El Food Monitor Program (FMP) alertó este martes que la escasez de alimentos y el deterioro de los servicios básicos en Cuba están obligando a niños y adolescentes a realizar actividades propias de los adultos para contribuir al sustento familiar.
Según la organización independiente, estas prácticas suelen presentarse como “ayuda familiar”, aunque constituyen formas encubiertas de trabajo infantil provocadas por la precariedad económica.
El informe señala que la situación no corresponde a hechos aislados. La falta de comida, agua potable, electricidad y condiciones adecuadas en las escuelas ha trasladado parte de la responsabilidad de mantener los hogares hacia los menores.
Escuelas sin agua ni alimentos suficientes
De los centros de enseñanza primaria examinados por el FMP, el 90% no tenía acceso estable a agua potable o a fuentes seguras de proteínas. Además, el 78% de las familias debía enviar alimentos adicionales para sus hijos porque consideraba insuficiente el almuerzo distribuido en las escuelas.
Más del 80% de los hogares también modifica los horarios de las comidas según la disponibilidad de corriente eléctrica, agua y otros servicios. Esta inestabilidad obliga a las familias a organizar diariamente cómo cocinar, conservar y repartir los pocos productos disponibles.
“En este contexto avanzan el hambre oculta y formas de trabajo infantil que suelen justificarse como ‘ayuda familiar’, pero que trasladan responsabilidades adultas a la infancia”, señaló el FMP en su publicación.

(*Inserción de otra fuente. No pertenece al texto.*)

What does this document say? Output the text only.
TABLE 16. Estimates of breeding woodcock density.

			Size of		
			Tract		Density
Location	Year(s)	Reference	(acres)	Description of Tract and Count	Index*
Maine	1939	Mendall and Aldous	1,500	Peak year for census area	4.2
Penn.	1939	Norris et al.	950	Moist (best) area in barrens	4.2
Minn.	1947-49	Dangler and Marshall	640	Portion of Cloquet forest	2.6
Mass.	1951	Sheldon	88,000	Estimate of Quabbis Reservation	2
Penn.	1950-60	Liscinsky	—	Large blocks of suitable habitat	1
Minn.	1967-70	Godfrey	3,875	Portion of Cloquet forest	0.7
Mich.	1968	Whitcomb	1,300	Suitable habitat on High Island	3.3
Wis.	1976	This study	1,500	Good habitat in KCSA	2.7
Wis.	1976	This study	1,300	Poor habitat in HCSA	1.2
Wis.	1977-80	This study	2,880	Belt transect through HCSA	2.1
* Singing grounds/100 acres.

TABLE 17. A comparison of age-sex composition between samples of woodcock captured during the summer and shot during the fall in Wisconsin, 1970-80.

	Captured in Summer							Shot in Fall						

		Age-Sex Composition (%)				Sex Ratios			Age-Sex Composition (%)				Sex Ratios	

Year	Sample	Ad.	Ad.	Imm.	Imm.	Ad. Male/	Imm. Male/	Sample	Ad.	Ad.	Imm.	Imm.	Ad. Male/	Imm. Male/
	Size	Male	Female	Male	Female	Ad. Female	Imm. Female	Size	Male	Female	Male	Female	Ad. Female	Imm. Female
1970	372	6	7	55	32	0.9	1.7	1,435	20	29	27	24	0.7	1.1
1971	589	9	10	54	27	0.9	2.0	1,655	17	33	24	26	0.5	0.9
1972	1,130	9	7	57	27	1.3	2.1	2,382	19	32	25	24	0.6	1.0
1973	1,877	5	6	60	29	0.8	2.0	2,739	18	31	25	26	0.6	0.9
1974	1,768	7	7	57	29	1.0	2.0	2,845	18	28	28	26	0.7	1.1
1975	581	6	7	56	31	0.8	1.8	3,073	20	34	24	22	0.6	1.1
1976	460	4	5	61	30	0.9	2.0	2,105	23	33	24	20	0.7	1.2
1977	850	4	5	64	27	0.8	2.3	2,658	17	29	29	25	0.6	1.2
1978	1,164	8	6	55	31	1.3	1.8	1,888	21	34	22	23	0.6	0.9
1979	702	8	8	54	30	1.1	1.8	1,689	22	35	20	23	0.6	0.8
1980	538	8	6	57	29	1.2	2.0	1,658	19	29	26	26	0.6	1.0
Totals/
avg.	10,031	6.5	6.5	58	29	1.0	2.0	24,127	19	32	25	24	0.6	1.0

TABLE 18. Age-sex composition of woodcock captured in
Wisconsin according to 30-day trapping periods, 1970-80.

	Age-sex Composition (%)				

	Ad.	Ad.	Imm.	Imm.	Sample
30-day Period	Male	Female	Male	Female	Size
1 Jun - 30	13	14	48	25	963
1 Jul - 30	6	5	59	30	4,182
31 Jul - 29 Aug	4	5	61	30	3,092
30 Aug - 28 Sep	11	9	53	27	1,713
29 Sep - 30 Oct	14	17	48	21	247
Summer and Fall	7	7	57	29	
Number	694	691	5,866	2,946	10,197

La entidad divulgó una fotografía de un niño que transportaba una bolsa de grandes dimensiones sobre la cabeza. La imagen llevaba el mensaje: “La crisis también tiene rostro infantil”.
1️⃣ 🚨 La #InseguridadAlimentaria en Cuba está trasladando parte de sus costos a niños, niñas y adolescentes. Cada vez más menores asumen tareas vinculadas a la supervivencia familiar. 🧵 pic.twitter.com/cTgtlZGddf
— Food Monitor Program (@FoodMonitorP) June 23, 2026
Menores trabajan y venden productos en las calles
Entre los casos documentados aparece un adolescente de 14 años que conducía un bicitaxi en mayo de 2026 para apoyar económicamente a su madre. En junio, otro niño, de apenas 10 años, fue observado vendiendo coquitos en la vía pública.
El Observatorio Cubano de Conflictos contabilizó 71 denuncias relacionadas con trabajo o mendicidad infantil durante 2025. A finales de ese año, las propias autoridades reconocieron que cerca de 200.000 menores se encontraban en condiciones de vulnerabilidad o riesgo.
La denuncia del FMP fue publicada 11 días después de que la Unión de Jóvenes Comunistas negara la presencia de trabajo infantil en el país y asegurara que “gracias a la Revolución no es una realidad”.
Leyes sin efecto ante el avance de la pobreza
La posición de la organización oficial contradice declaraciones anteriores de Miguel Díaz-Canel. En abril de 2025, el gobernante admitió la existencia de menores trabajando y pidiendo dinero en las calles. “No podemos dejar que en esta etapa de crisis económica, eso prolifere”, expresó entonces.
Aunque la Constitución, el Código de Trabajo y la Ley 178/2025 impiden emplear a personas menores de 17 años, las prohibiciones no han evitado que la pobreza empuje a más niños hacia actividades económicas informales.
UNICEF informó en noviembre de 2025 que el 9% de los menores cubanos padecía pobreza alimentaria severa. Ese grupo consumía solamente dos de los ocho conjuntos de alimentos considerados esenciales para un desarrollo saludable.